Comme il a été dit auparavant, les causes de l’aménorrhée dans le cas de l’anorexie sont en partie la perte de poids, l’insuffisance de nutriment et le stress. Ainsi, pour récupérer ses règles il semble logique de renverser la machine en regagnant un poids santé, en comblant les carences et en réduisant le stress.

L’obtention d’un poids santé et d’un organisme sans carence est intrinsèquement liée. En effet, en vous nourrissant avec un apport énergétique convenable, incluant tout type d’aliment, vous couvrirez les manques du corps tout en vous approchant de votre poids santé.

Je n’aime pas parler en termes de calorie, mais il est important de manger la quantité calorique recommandée par votre médecin. Chaque personne est différente, ainsi ne vous comparez pas. Je me souviens lorsque j’étais à l’hôpital que certaines filles avaient une ration à 1800 calories pour leur permettre de regagner du poids, tandis que d’autres devaient suivre une ration à 2800 calories. Chaque métabolisme est unique.

Mais peu importe la ration, il faut incorporer toutes les catégories d’aliments. Manger une ration à 2000 calories c’est bien, mais si vous remplissez vos assiettes exclusivement avec des légumes et des fruits, vos carences se perpétueront. Vous ne retrouverez donc pas de cycle menstruel naturel.

Dans la même logique, évitez tous les comportements compensatoires qui vont déstabiliser votre équilibre hormonal : les vomissements, les restrictions, les sauts de repas, le sport intensif, le jeûne… Je sais bien que c’est plus simple à rédiger dans un blog qu’à réaliser en pratique. Je le sais puisque moi-même j’ai pris énormément de temps avant d’interrompre totalement ces comportements de purge. Mais c’est en cessant de compenser que vous retrouverez également plus facilement des règles naturelles.

Il est essentiel de réduire le stress. Encore une fois, c’est bien beau de l’écrire dans cet article, mais pour ce qui est de l’application : on est d’accord que c’est difficile d’arrêter le stress en un claquement de doigts.

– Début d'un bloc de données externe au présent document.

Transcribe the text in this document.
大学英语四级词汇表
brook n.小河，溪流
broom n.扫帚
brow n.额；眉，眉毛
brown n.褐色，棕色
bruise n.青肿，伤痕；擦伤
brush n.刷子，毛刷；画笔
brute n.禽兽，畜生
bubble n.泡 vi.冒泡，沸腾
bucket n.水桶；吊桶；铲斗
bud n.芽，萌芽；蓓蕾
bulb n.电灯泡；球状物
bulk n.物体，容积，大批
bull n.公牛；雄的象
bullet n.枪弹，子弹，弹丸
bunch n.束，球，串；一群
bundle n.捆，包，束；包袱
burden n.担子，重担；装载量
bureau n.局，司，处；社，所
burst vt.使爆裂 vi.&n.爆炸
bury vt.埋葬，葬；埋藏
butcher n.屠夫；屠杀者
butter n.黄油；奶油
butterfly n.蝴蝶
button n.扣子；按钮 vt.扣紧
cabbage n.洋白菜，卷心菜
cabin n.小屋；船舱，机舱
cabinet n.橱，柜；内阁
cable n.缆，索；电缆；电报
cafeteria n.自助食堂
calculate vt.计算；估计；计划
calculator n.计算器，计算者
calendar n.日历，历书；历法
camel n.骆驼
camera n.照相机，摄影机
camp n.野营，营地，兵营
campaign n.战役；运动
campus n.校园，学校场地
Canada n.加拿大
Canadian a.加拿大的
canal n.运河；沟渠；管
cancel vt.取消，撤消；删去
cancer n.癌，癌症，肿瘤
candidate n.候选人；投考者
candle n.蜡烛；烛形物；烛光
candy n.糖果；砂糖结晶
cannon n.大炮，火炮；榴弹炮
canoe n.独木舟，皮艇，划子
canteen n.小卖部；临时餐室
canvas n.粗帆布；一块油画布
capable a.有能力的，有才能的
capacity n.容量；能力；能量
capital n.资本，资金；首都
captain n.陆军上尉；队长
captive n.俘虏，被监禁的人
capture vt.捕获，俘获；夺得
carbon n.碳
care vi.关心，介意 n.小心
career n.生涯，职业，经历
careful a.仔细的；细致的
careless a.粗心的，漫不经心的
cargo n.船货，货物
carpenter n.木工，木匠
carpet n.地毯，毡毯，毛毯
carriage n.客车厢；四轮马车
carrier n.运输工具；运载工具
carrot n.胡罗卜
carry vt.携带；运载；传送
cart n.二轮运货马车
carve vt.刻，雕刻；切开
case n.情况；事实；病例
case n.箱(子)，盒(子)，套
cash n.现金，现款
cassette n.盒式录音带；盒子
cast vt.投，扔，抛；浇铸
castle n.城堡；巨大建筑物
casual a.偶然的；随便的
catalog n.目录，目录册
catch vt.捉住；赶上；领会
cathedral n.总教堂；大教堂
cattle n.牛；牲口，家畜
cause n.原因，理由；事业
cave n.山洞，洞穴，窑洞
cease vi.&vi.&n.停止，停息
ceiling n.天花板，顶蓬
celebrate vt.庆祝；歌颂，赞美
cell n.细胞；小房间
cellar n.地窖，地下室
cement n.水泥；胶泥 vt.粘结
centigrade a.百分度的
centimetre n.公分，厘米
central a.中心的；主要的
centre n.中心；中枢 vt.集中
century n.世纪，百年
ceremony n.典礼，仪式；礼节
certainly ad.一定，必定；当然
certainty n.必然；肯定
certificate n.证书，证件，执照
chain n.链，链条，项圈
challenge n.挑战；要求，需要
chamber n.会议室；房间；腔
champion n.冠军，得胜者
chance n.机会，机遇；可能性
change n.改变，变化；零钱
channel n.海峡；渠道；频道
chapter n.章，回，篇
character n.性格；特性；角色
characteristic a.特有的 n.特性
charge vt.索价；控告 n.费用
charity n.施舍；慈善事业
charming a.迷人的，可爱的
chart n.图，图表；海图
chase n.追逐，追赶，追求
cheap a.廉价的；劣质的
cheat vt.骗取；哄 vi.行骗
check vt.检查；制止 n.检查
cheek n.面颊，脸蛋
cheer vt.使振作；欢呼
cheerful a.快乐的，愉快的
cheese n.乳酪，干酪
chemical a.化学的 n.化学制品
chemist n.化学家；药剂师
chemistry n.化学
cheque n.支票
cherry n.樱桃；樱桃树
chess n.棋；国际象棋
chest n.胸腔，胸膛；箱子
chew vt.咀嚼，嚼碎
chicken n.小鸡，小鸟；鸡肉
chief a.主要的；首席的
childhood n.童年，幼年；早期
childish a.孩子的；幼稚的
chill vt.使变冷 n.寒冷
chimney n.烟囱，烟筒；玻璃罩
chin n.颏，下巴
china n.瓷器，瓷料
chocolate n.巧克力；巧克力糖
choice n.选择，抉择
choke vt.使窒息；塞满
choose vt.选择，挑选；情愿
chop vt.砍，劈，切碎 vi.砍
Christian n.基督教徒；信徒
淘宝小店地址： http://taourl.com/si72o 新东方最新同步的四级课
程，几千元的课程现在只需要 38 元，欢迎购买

Mais lorsque vous êtes en rémission d’un trouble alimentaire, c’est important de limiter toutes sources de stress. Si c’est possible, éviter l’exposition au stress scolaire ou professionnel. Éloignez-vous également des personnes néfastes pour vous, qui sont négatives et peut-être elles-mêmes souffrantes d’un trouble alimentaire.

Je sais bien que ce n’est pas forcément envisageable, mais si vous le pouvez, faites une pause dans votre vie. Vous pourrez toujours reprendre vos études dans quelques mois, ou vous mettre temporairement en arrêt maladie.

Ce n’est pas facile de s’accorder du repos. Avant ma deuxième hospitalisation, j’ai pris conscience que je n’arriverais jamais à continuer ma vie scolaire et professionnelle avec mon anorexie. Cela a été l’un des choix les plus difficiles de mon existence, mais j’ai en fin de compte décidé de stopper ma scolarisation 6 mois avant l’obtention de mon diplôme. « 6 mois ? T’aurais pu au moins tenir jusqu’à la fin », vous pourriez me dire. Mais non, vraiment, une semaine de plus et j’allais faire une bêtise. Si je voulais véritablement m’en sortir, je devais me consacrer à ma guérison à 200 %. Et c’est ce que j’ai fait. J’ai été hospitalisée près de 3 mois et par la suite j’ai été en arrêt maladie pendant 4 mois. Et durant l’année qui a suivi, j’étais en cours à mi-temps. Je culpabilisais ne pas travailler. 

Pendant mon arrêt maladie, j’étais contrainte de voir ma famille et mes amis pour rétablir une vie sociale, manger et dormir pour réparer mon corps. C’est presque une vie rêvée pour la plupart des gens ne souffrant pas de troubles alimentaires. Oui, mais ne culpabilisez pas, vous, vous en avez besoin.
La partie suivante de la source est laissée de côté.